11 July 2024

Phnom Penh, Cambodia – Cambodia’s ruling party claimed a landslide victory in Senate elections on Sunday, setting the stage for ex-PM Hun Sen to officially return to politics after he stepped down last year.

After nearly four decades of hardline rule, Hun Sen handed power to his eldest son Hun Manet after national polls last July held without any significant opposition.

Hun Sen at the time made it clear that despite his resignation, he still intended to wield influence.

After polls closed Sunday afternoon, the ruling Cambodian People’s Party (CPP) claimed they had swept the Senate, the country’s upper house.

Spokesman Sok Eysan said early results showed the “CPP won at least 50” of the 58 seats, and added, “obviously, he (Hun Sen) has won a seat.”

He confirmed the party would nominate the ex-PM as the president of the Senate — allowing him to act as head of state when the king is overseas — when it is expected to convene in April.

The National Electoral Committee is expected to take several weeks to publish official results.

Earlier, the 71-year-old lawmaker and chief of the ruling party had cast his ballot near his home in Takhmao city.

Four political parties, including Hun Sen’s ruling CPP, the royalist Funcinpec Party and two small opposition parties participated in the polls.

Of the 62-seat Senate, 58 seats are voted on by 125 MPs and more than 11,000 local administrators.

King Norodom Sihamoni appoints two senators, while the National Assembly appoints two others.

Most eligible voters are members of the CPP — who made a clean sweep of the Senate last election — making Hun Sen’s victory all but certain.

“This is a sign of the Hun family’s further consolidation of power,” said Sebastian Strangio, author of “Hun Sen’s Cambodia”, of the move to make Hun Sen Senate president.

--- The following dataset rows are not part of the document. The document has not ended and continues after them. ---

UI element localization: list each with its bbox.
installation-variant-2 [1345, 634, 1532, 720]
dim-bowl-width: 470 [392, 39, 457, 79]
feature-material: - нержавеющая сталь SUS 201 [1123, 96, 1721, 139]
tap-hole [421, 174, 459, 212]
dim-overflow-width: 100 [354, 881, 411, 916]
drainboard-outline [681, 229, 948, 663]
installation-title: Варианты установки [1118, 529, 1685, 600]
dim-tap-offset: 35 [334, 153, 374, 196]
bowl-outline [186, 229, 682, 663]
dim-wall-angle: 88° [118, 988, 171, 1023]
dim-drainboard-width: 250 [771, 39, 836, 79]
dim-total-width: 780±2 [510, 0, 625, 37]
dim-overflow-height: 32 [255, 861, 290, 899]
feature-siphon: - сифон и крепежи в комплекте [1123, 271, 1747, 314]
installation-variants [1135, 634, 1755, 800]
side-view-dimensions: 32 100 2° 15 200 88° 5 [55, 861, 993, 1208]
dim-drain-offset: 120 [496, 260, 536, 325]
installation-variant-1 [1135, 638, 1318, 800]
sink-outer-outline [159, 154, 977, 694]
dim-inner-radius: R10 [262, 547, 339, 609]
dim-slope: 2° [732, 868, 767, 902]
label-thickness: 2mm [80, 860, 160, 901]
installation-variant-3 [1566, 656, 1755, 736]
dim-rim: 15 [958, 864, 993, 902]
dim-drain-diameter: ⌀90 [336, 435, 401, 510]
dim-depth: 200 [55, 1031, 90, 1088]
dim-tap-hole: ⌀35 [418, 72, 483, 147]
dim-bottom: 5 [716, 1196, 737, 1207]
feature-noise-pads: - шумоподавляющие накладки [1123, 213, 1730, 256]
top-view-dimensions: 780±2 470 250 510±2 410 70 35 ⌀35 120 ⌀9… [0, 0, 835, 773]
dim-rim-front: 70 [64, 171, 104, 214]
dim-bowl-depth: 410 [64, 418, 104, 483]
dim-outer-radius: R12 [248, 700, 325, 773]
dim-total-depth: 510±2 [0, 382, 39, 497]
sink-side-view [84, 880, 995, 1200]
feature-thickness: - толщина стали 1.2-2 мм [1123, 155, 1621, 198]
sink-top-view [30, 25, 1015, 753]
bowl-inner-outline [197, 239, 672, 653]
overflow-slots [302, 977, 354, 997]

“It is better to ensure that the position (does) not fall into a potential rival’s hands.”

Becoming president of the Senate would protect his son and prevent the family’s control being undermined, Strangio added.

Voters in the capital Phnom Penh seemed keen to see Hun Sen back in a position of authority.

“He has a lot of experience, so if he leads the Senate, our country will be prosperous,” commune chief Oeu Siphon told AFP.

The election follows lawmakers approving Hun Sen’s youngest son Hun Many as a deputy prime minister.

The government now includes a number of Hun Sen’s relatives, with several children of his allies also holding top jobs.

After coming to power in 1985, Hun Sen helped modernise a country devastated by civil war and genocide.

But critics say his rule has also been marked by environmental destruction, entrenched graft and the elimination of nearly all political rivals.